In therapeutic models, NIBR-0213 demonstrates significant biological effects. When administered orally at 30 mg/kg to rats, it dramatically reduces peripheral blood lymphocyte (PBL) counts by 75%-85% within 14 hours, maintaining this suppression up to 24 hours post-treatment. This effect suggests a strong immunomodulatory capability, which is critical for diseases where lymphocyte migration and activation play pivotal roles^[1].

Moreover, the efficacy of NIBR-0213 extends to disease models, as doses of 30 mg/kg and 60 mg/kg have been effective in a mouse model of experimental autoimmune encephalomyelitis (EAE), a standard model for studying multiple sclerosis. This outcome suggests its potential for therapeutic application in autoimmune diseases, particularly for conditions that mimic the pathophysiology of multiple sclerosis^[1].

NIBR-0213 showcases targeted inhibitory activity on the hS1P1 receptor with a notably low IC50 of 2.5 nM, indicating its high potency. Its effectiveness is highly specific, as it does not significantly inhibit S1P2, S1P3, and S1P4 receptors in calcium mobilization assays, where the IC50 values exceed 10 μM, underscoring its selective action^[1].

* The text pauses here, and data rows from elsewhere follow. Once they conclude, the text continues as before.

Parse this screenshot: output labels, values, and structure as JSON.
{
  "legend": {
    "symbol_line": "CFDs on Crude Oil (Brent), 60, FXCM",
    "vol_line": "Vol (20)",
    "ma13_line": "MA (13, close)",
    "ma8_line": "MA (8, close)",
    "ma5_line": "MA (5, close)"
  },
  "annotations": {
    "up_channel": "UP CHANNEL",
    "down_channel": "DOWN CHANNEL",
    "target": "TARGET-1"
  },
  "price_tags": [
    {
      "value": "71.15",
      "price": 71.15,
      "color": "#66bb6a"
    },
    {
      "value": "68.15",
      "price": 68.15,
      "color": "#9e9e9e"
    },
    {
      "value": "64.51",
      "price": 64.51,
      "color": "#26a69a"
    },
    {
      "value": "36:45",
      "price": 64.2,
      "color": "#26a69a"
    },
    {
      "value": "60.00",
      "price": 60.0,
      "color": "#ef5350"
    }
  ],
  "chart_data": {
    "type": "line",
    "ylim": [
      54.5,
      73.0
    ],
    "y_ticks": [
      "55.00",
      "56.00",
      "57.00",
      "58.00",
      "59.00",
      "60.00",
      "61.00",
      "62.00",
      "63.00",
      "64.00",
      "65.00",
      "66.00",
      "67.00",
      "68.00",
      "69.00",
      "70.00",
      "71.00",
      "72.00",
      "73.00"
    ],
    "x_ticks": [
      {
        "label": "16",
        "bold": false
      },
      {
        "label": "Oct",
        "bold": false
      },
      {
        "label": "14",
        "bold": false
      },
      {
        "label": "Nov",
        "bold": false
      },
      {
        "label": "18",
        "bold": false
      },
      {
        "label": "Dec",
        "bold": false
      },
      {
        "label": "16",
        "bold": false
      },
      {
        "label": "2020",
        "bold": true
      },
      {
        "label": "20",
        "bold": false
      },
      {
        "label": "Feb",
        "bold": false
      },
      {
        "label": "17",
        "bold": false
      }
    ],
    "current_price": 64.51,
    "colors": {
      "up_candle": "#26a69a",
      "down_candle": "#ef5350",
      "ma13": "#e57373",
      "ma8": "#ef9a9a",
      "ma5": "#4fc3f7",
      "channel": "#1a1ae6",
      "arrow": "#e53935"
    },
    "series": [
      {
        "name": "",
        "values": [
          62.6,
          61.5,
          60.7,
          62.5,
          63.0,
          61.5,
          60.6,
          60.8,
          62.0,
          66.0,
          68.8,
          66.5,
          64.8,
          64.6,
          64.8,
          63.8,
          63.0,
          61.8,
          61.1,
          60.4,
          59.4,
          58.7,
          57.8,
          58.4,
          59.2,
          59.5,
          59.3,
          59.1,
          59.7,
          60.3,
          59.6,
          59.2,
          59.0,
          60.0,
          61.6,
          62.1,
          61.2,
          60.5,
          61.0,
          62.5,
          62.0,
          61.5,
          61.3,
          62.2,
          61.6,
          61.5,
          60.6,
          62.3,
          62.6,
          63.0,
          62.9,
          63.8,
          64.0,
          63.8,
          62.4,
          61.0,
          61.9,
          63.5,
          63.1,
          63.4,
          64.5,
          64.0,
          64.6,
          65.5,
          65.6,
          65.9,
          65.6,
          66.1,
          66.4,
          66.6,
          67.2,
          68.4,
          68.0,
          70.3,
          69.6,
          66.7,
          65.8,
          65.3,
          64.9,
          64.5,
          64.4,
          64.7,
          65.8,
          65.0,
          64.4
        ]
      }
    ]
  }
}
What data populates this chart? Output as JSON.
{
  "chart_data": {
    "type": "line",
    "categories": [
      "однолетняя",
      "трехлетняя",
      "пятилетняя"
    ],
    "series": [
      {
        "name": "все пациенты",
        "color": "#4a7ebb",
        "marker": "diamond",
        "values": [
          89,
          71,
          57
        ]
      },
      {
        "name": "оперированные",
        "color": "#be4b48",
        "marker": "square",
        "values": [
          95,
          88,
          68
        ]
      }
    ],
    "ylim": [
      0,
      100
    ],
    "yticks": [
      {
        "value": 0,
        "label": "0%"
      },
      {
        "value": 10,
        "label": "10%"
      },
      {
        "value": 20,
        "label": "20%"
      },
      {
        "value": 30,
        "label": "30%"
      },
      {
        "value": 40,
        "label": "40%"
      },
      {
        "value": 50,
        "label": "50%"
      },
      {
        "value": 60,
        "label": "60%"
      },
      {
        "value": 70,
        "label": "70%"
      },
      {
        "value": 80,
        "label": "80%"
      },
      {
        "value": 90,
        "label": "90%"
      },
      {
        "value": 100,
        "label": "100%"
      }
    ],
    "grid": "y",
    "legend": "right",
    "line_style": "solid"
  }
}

NIBR-0213's potency is consistent across species, displaying IC50 values of 2.0 nM for human S1P1 and 2.3 nM for rat S1P1 in GTPγ35S assays. This potency slightly decreases in mouse S1P1 with an IC50 of 8.5 nM, but it remains highly effective. Additionally, NIBR-0213 exhibits approximately 3,000-fold selectivity against the human S1P5 receptor in the same assay, reinforcing its selectivity towards S1P1^[1].

As a competitive antagonist of S1P1, NIBR-0213's affinity for the receptor is further quantified by a calculated Kd of 0.37 ± 0.031 nM, which is indicative of its strong binding efficiency and potential for high efficacy in vivo^[1].